Rozinski chalks up Touro’s success to the prelaw courses Touro offers as well as the intensive counseling. He notes that many of the students benefit from Talmudic studies that give them regular practice in close reading of texts and debating their meaning. Courses such as ‘Civil Rights and Civil Liberties’ and the ‘Supreme Court and the Constitution’ refine their skills by teaching them to write a judicial opinion and “synthesize the law on paper.” At the end of the semester, they argue their case before a panel of three lawyers.
Rozinski’s course on ‘Judicial Politics’ examines the role of courts in restructuring government agencies, and is based on a course he previously taught in law school. “It’s extremely unlikely that prelaw students outside Touro would even have access to such a course,” says Rozinski.
To assist its undergraduates, Touro recently launched its new prelaw website at www.touro.edu/departments/prelaw/, which offers help to aspiring law students in an easily searchable format. The site gives an overview of prelaw preparation, a list of prelaw political science courses, and contact information for all prelaw advisors. The site also explains the skills law schools expect from entering students and provides a step-by-step view of the law school application process.

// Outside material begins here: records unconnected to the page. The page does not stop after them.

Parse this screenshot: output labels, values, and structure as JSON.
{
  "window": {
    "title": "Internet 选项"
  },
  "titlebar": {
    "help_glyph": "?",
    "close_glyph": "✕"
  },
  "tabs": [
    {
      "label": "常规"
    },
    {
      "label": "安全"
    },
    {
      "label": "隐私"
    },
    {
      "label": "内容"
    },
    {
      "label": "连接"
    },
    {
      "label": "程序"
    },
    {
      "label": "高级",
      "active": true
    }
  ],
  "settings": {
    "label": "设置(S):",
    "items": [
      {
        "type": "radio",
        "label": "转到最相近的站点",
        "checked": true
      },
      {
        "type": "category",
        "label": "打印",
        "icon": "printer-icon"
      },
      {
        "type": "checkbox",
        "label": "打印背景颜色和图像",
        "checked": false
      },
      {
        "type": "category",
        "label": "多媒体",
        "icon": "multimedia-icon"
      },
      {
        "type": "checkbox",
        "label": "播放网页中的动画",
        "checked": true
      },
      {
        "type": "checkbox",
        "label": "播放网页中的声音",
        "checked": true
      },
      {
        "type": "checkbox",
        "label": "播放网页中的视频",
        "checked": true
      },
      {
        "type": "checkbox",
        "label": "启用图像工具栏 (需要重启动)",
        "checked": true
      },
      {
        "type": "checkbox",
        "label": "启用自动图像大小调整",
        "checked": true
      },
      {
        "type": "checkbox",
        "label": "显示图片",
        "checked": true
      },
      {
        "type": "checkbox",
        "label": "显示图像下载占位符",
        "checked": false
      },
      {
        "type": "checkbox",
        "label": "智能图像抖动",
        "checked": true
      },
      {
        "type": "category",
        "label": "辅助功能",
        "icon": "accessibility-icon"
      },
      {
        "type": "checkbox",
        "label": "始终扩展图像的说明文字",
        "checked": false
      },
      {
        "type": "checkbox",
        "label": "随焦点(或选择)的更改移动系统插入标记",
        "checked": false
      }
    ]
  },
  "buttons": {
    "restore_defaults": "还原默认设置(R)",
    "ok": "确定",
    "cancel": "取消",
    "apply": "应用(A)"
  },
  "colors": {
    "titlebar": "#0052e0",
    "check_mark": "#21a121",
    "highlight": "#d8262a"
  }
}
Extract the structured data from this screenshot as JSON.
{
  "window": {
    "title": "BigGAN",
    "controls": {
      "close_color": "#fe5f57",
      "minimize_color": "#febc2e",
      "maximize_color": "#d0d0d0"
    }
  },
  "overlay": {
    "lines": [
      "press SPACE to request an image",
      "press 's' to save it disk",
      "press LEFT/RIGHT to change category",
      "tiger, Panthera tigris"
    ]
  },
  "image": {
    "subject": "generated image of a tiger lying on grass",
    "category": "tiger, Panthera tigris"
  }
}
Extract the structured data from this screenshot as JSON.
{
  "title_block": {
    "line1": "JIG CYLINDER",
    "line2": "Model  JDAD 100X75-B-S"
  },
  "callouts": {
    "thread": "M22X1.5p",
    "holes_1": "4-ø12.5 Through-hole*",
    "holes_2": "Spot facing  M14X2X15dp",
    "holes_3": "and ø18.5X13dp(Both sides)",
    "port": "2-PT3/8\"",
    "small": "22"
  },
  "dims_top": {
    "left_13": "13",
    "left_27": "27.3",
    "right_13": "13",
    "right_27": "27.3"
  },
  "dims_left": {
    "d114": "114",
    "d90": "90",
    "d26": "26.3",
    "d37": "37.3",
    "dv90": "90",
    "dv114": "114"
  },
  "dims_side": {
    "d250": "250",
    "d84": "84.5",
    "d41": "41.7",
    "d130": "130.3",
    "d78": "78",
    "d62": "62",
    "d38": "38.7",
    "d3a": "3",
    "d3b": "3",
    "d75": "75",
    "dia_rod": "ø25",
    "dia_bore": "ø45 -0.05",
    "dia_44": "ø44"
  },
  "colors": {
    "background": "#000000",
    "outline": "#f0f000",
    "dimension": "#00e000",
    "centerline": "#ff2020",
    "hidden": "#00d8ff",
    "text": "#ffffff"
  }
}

“I think our emphasis on developing critical thinking and writing skills really helps our students when they get to law school,” says Rozinski, himself a graduate of Harvard Law School. “Because of the small size of my classes—which average five students—they get far more attention than at schools with dozens of prelaw students.”
In addition, he and former student David Kupfer have developed an intensive pre-law school boot camp that takes place in late July, right before the new crop of law students enrolls in law school. The program prepares students for their first year in law school and teaches them how to reorient their writing skills for the law school curriculum.
Kupfer, a 2008 Touro graduate and 2011 valedictorian at Fordham Law School, says the prelaw boot camp is about “keeping connected to young lawyers and my love of teaching.” He is currently a commercial litigator at Sullivan and Cromwell, one of the top firms in the United States. “This is a substantive preview of what they will see in their first year of classes,” he says.\
Being prepared seems to be the least of this newest crop of legal newbie’s concerns, however.
“I was worried how I would stack up against students who had been through Yale or Harvard as undergraduates,” says Lieberman. “I have them in my study groups. I’m just fine. Really.”